Monday morning, PST: time for some science with a side of controversy, Danio-style
There’s a Department of Health and Human Services document circulating that’s got the pro-choice lobby up in arms. Afarensis and The Questionable Authority weighed in on the sociopolitical impact of such a policy last week, but in addition to the significant threat to reproductive rights that it presents, this proposal is yet another example of the complete lack of scientific expertise informing decisions about public health.
At issue is the determination of a time point that marks the beginning of pregnancy. The consensus of the medical community is that an established pregnancy occurs at the point when the blastocyst successfully implants into the uterine wall. This time point makes a lot of sense in considering early events in the reproductive process. Pre-implantation embryos have a vast distance to travel, complex chemical cues to navigate, and a ticking biological clock to contend with within the bounds of the female reproductive cycle. Roughly 40% of all embryos don’t survive the ordeal. These odds are one good reason to hold off on crying ‘pregnant’ until a successful implantation is achieved; another is that implantation signifies the beginning of the physiological impact of a pregnancy on a woman’s body. Developmental events prior to implantation have essentially no impact on maternal tissues, which are just marking time until the beginning of the next menstrual cycle.
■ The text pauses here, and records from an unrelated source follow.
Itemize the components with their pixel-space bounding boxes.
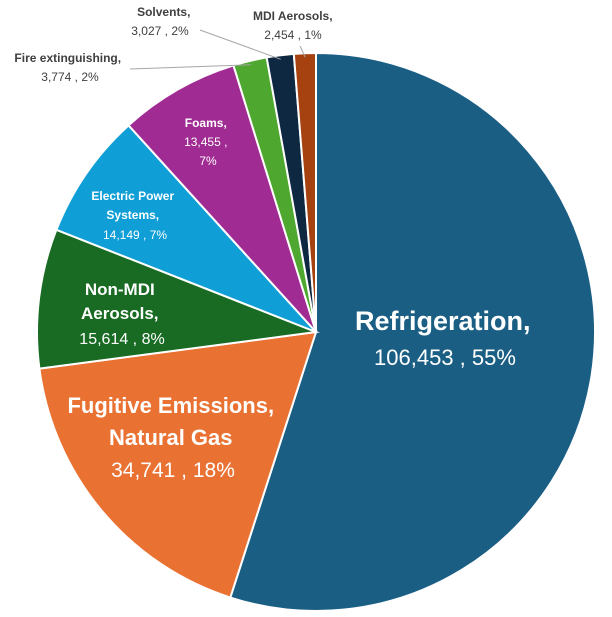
slice-foams <box>127 64 317 333</box>
label-mdi-aerosols: MDI Aerosols, 2,454 , 1% <box>253 7 337 42</box>
slice-non-mdi-aerosols <box>36 228 320 370</box>
label-solvents: Solvents, 3,027 , 2% <box>131 3 195 38</box>
slice-fugitive-emissions-natural-gas <box>38 330 318 599</box>
slice-electric-power-systems <box>55 123 317 333</box>
label-refrigeration: Refrigeration, 106,453 , 55% <box>355 306 535 370</box>
label-non-mdi-aerosols: Non-MDI Aerosols, 15,614 , 8% <box>79 280 164 348</box>
leader-mdi-aerosols <box>299 45 306 58</box>
label-fire-extinguishing: Fire extinguishing, 3,774 , 2% <box>14 49 125 84</box>
label-electric-power-systems: Electric Power Systems, 14,149 , 7% <box>91 187 178 242</box>
leader-solvents <box>199 29 281 60</box>
label-foams: Foams, 13,455 , 7% <box>184 114 232 168</box>
leader-fire-extinguishing <box>129 64 251 70</box>
slice-refrigeration <box>229 51 596 612</box>
slice-mdi-aerosols <box>292 51 317 333</box>
leader-lines <box>129 29 306 70</box>
label-fugitive-emissions: Fugitive Emissions, Natural Gas 34,741 ,… <box>67 393 278 482</box>
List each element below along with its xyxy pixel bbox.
The massive signaling between embryonic and uterine tissues that occur during implantation, the establishment of maternal and embryonic connections and boundaries, delineating the difference between ‘self’ and ‘not self’, are all medically relevant occurrences in terms of the physiology of the female patient, hence the general accord within the medical community in marking this time point, and none before it, as the point at which a pregnancy is established.
Naturally, the ‘life begins at conception’ crowd takes issue with this definition. The DHHS document echoes the concerns of the religious right in a proposal that seeks to give citizens the power to decide for themselves when a pregnancy begins, and act accordingly in exercising their religious freedom. The document details numerous preexisting ‘conscience provisions’ designed to protect the rights, and the federal funding, of institutions or individual health care workers who decline to perform any service they deem morally objectionable or contrary to their particular belief system. These are the grounds upon which it has been acceptable for ambulance drivers to refuse to transport women to clinics where abortions will be performed, for emergency room staff to fail to offer or administer emergency contraception after a rape, and for pharmacists to refuse to fill prescriptions for oral contraceptives. Pro-choice advocates and proponents of church-state separation alike have been outraged by these faith-driven attacks on reproductive choice, but the authors of the document in question bemoan the ‘intolerance’ conveyed in any expression of these sentiments. They contend that such conscientious objectors are well within their rights to refuse such treatment if it conflicts with their religious views, and use this concern as a platform to expand the degree to which they may do so.
Federal endorsement of the opinion that life begins at ‘conception’ (in reality, as we know, the matter is not so easily settled) is a grim development, not only because of what it could mean for abortion rights, but because of how some forms of contraception are reputed to function. Although the indisputable primary effect of oral contraceptives, including EC, is to inhibit ovulation, it has been widely accepted that a secondary mechanism by which these treatments prevent pregnancy is through changes to the uterine lining that decrease the likelihood of successful implantation. Further, interference with the implantation process has long been thought to be the principle mechanism by which IUDs prevent pregnancy. It is thus not surprising that those who believe a pre-implantation embryo is a fully-vested human life consider the above mechanisms forms of abortion, and health-care workers holding this view would, under this new policy, be acting within their rights to freely hold and express their religious beliefs when denying these treatments to patients. The kicker, though, is that there are precious few studies investigating the hypothesized implantation-blocking properties of either oral contraceptives or IUDs, and the few published data that are available do not support these claims.
Previous studies of Levonorgestrel have concluded that, while ovulation is effectively suppressed if administered in a timely manner , it appears to have a negligible effect on post-ovulatory events. A 2007 review of multiple studies investigating the presence of viable gametes and pre-implantation embroys in IUD users concluded that the inflammatory response resulting from the presence of an IUD, as well as the actions of synthetic hormones released from the device, have significant effects on the reproductive process prior to fertilization.
Interestingly, many of the studies investigating these contraceptive mechanisms have taken place in Chile, a conservative country where all abortions–even therapeutic ones–are illegal. It is troubling to think that increasing restrictions on reproductive rights could necessitate similar studies by researchers in the US. It is more troubling still to realize that, given the diminishing currency of science in this country, even the most conclusive and rigorous studies may not affect policy changes if they do not align with popular opinion.